OPERA – La création du Wozzeck d’Alban Berg au Festival d’Aix-en-Provence au sein du Grand Théâtre de Provence, initialement prévue en 2020 et reportée du fait du covid, vient comme tétaniser le public présent. Une réussite complète tant au plan musical que scénique.
La troisième production de Simon McBurney présentée au Festival d’Aix-en-Provence après La Flûte Enchantée de Mozart en 2014 et The Rake’s Progress de Stravinsky en 2017, confirme ô combien les forces de proposition toujours pertinentes que le metteur en scène britannique parvient à mettre en œuvre. Très soucieux de la structure de l’ouvrage en elle-même et de la préservation de son caractère mortifère, inexorable, il n’a de cesse de conjuguer son approche scénique à l’expressivité musicale la plus forte.

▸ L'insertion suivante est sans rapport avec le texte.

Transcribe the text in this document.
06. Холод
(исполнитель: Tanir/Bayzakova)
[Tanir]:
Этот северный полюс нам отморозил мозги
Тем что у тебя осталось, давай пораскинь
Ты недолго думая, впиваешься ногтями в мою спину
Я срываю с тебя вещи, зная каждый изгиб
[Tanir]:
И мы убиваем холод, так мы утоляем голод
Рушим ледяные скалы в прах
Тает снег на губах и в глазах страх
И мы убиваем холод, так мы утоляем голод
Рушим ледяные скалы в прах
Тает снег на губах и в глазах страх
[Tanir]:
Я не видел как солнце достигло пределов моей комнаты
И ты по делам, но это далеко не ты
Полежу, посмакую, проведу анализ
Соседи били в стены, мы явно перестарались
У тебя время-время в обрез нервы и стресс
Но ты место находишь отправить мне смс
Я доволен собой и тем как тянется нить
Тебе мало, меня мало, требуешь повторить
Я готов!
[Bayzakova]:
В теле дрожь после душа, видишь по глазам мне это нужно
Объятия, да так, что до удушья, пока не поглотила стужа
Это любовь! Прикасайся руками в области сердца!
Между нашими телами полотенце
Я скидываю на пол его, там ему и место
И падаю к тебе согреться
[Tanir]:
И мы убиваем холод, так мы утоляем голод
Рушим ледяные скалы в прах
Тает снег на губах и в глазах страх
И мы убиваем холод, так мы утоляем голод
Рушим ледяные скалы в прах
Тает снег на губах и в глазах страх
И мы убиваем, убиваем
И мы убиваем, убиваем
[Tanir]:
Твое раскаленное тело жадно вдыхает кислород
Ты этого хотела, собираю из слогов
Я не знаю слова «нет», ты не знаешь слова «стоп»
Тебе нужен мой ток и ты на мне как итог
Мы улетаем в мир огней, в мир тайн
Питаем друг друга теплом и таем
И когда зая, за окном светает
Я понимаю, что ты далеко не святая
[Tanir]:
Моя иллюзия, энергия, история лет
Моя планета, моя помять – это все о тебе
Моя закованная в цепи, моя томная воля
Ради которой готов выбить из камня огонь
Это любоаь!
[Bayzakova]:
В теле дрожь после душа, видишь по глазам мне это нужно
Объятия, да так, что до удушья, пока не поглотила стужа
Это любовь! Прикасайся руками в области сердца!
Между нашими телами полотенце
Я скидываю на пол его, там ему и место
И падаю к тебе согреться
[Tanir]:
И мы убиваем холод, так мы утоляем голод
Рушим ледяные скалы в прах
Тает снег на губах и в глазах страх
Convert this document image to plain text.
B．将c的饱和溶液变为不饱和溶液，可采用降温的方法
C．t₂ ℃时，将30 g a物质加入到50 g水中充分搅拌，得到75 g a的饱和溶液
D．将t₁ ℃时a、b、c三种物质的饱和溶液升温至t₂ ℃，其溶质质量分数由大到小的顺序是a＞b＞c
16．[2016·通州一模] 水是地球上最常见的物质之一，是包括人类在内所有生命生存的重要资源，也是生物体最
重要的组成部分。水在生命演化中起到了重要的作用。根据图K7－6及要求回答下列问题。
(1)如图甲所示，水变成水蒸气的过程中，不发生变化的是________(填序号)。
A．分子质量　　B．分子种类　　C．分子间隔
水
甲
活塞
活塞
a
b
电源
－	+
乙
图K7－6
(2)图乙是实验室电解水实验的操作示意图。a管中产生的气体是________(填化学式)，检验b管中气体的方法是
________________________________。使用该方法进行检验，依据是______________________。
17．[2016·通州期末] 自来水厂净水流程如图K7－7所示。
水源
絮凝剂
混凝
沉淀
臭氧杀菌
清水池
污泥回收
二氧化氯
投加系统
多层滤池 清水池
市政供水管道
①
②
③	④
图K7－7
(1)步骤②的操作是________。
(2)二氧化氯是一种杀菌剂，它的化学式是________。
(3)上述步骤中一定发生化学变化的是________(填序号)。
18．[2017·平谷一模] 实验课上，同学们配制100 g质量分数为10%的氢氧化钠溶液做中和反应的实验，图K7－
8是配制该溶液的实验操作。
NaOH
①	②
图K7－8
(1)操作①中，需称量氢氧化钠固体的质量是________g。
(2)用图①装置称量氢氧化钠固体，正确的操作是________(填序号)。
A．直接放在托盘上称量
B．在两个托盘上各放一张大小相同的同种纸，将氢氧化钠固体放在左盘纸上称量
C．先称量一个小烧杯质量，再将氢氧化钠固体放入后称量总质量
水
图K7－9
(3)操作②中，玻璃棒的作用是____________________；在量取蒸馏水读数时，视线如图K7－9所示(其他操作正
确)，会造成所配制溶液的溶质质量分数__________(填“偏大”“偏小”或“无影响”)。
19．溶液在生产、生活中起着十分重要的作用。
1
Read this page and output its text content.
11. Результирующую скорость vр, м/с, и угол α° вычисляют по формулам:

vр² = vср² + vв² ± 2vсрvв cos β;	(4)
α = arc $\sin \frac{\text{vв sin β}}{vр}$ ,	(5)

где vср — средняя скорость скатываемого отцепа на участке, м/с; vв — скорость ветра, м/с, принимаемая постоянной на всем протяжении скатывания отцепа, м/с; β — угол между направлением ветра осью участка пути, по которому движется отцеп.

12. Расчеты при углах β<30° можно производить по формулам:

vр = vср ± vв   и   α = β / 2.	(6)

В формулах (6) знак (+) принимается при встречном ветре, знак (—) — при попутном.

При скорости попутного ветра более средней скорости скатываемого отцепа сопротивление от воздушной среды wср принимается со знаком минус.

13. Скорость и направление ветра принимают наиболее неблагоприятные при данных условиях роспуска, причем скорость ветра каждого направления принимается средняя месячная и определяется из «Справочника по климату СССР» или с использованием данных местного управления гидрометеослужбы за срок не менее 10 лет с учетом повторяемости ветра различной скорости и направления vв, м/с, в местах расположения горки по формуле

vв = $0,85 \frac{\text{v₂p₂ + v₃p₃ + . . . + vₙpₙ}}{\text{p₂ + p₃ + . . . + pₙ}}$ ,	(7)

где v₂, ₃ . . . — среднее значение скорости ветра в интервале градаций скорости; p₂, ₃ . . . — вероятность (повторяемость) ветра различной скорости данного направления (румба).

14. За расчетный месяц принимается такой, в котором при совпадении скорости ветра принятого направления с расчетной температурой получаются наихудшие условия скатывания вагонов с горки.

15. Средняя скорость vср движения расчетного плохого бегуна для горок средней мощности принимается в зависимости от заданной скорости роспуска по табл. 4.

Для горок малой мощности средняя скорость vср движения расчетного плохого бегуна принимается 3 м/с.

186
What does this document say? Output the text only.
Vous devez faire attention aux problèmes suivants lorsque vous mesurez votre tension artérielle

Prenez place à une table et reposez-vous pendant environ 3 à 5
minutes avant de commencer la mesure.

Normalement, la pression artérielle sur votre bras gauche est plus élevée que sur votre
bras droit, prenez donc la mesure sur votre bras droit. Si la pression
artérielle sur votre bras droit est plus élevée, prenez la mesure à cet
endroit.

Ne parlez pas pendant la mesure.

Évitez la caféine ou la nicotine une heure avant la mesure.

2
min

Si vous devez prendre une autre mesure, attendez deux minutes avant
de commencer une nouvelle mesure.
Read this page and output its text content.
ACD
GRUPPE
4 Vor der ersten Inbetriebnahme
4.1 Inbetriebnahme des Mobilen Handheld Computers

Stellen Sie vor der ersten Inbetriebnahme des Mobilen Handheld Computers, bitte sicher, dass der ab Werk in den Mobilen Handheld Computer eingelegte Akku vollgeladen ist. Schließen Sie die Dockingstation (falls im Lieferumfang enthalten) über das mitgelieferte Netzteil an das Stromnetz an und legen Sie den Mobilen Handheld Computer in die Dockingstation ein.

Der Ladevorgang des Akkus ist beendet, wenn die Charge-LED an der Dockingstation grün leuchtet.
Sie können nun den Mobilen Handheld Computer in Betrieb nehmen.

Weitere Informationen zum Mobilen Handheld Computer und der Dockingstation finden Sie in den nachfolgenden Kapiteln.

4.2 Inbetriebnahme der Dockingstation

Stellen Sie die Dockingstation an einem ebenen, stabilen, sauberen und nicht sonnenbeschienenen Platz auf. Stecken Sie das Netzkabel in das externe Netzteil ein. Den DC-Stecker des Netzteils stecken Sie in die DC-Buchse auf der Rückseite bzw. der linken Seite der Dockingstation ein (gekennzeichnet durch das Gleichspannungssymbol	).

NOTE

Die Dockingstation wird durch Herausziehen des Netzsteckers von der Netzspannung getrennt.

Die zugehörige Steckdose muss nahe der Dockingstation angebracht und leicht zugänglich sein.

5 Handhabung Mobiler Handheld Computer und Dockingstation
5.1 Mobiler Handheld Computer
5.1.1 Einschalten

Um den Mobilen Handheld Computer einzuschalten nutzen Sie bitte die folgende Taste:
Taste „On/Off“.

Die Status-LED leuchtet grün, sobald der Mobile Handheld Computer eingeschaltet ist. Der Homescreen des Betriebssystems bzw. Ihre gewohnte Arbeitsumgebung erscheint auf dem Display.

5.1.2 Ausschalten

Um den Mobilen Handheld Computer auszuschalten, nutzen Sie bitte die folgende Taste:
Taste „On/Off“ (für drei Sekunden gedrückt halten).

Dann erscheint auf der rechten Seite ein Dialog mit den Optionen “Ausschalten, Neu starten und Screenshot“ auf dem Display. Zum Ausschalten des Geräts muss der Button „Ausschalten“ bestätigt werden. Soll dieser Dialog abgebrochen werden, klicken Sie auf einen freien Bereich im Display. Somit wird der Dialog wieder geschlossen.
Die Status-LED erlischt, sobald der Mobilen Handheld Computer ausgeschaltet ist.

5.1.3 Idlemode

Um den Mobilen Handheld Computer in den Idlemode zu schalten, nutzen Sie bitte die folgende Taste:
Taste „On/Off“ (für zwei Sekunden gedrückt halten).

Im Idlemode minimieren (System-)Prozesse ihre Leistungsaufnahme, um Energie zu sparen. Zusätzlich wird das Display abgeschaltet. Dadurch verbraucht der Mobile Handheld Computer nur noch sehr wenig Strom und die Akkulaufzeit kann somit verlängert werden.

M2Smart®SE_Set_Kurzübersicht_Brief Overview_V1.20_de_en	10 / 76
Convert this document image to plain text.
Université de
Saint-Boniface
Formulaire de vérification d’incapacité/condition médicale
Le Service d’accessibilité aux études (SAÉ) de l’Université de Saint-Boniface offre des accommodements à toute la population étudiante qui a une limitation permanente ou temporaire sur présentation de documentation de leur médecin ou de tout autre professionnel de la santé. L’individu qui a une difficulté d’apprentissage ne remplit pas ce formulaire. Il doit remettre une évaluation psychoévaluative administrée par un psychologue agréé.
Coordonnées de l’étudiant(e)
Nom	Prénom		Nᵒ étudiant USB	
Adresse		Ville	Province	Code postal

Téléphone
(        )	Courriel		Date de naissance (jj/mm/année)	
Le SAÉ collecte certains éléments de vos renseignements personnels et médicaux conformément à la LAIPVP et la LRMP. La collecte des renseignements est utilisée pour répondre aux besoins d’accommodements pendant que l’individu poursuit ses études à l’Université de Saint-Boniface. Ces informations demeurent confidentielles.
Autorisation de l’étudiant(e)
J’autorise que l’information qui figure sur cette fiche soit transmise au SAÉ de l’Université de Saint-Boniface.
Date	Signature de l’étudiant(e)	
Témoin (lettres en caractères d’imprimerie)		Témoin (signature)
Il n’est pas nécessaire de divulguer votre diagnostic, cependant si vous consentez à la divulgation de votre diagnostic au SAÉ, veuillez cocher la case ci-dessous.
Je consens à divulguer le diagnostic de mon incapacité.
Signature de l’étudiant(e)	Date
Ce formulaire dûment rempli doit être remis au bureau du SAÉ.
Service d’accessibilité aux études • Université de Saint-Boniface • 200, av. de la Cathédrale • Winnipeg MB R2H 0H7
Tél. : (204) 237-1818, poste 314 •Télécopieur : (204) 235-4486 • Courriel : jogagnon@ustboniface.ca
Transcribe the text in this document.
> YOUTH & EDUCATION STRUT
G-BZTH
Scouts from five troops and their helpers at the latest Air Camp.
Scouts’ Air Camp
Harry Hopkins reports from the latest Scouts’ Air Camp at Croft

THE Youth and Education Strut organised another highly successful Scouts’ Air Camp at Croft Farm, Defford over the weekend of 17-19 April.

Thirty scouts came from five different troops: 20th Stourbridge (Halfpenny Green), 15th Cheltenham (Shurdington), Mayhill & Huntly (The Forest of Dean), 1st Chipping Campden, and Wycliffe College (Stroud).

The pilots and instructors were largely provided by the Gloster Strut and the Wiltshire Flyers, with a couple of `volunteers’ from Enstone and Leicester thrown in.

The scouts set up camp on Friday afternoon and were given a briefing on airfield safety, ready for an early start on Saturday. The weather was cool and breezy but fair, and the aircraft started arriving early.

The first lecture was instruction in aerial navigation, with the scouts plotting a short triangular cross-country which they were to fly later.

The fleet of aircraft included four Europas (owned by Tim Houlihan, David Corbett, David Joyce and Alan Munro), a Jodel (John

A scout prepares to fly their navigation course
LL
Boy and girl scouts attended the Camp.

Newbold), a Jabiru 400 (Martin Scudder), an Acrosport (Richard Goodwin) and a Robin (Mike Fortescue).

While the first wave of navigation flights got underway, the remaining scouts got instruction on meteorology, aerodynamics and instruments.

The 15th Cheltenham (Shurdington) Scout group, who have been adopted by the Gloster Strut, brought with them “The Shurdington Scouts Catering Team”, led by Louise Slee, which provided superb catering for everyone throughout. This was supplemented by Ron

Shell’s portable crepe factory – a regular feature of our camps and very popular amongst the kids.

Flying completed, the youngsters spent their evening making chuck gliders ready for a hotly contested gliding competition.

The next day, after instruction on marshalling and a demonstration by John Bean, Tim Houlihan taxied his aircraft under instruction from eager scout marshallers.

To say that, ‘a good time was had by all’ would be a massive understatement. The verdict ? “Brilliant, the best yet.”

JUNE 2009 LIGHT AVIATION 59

Il forme ainsi avec le directeur musical Sir Simon Rattle un couple affirmé qui plaide pour cette osmose parfaite qui devrait constituer la ligne d’horizon absolue pour la réalisation de tous les spectacles d’opéra.
Wozzeck, ou le cercle vicieux
Simon McBurney place le personnage de Wozzeck au centre du drame, par une présence constante en scène- comme acteur du drame en lui-même ou en observateur torturé-,. Une scénographie puissante et implacable, signée par Miriam Buether, et influencée par les horreurs de la première guerre mondiale qui ont traumatisées Wozzeck, participe de cette même approche implacable. Un disque tournant en milieu de scène, qui s’accélère selon les scènes, enferme les personnages dans une sorte de huis-clos permanent qui se trouve encore accentué par les sombres parois qui viennent clore l’espace. Wozzeck à plusieurs reprises reste comme figé sur ce disque, marchant sur place et sans but, englué dans cette désespérance qui le submerge.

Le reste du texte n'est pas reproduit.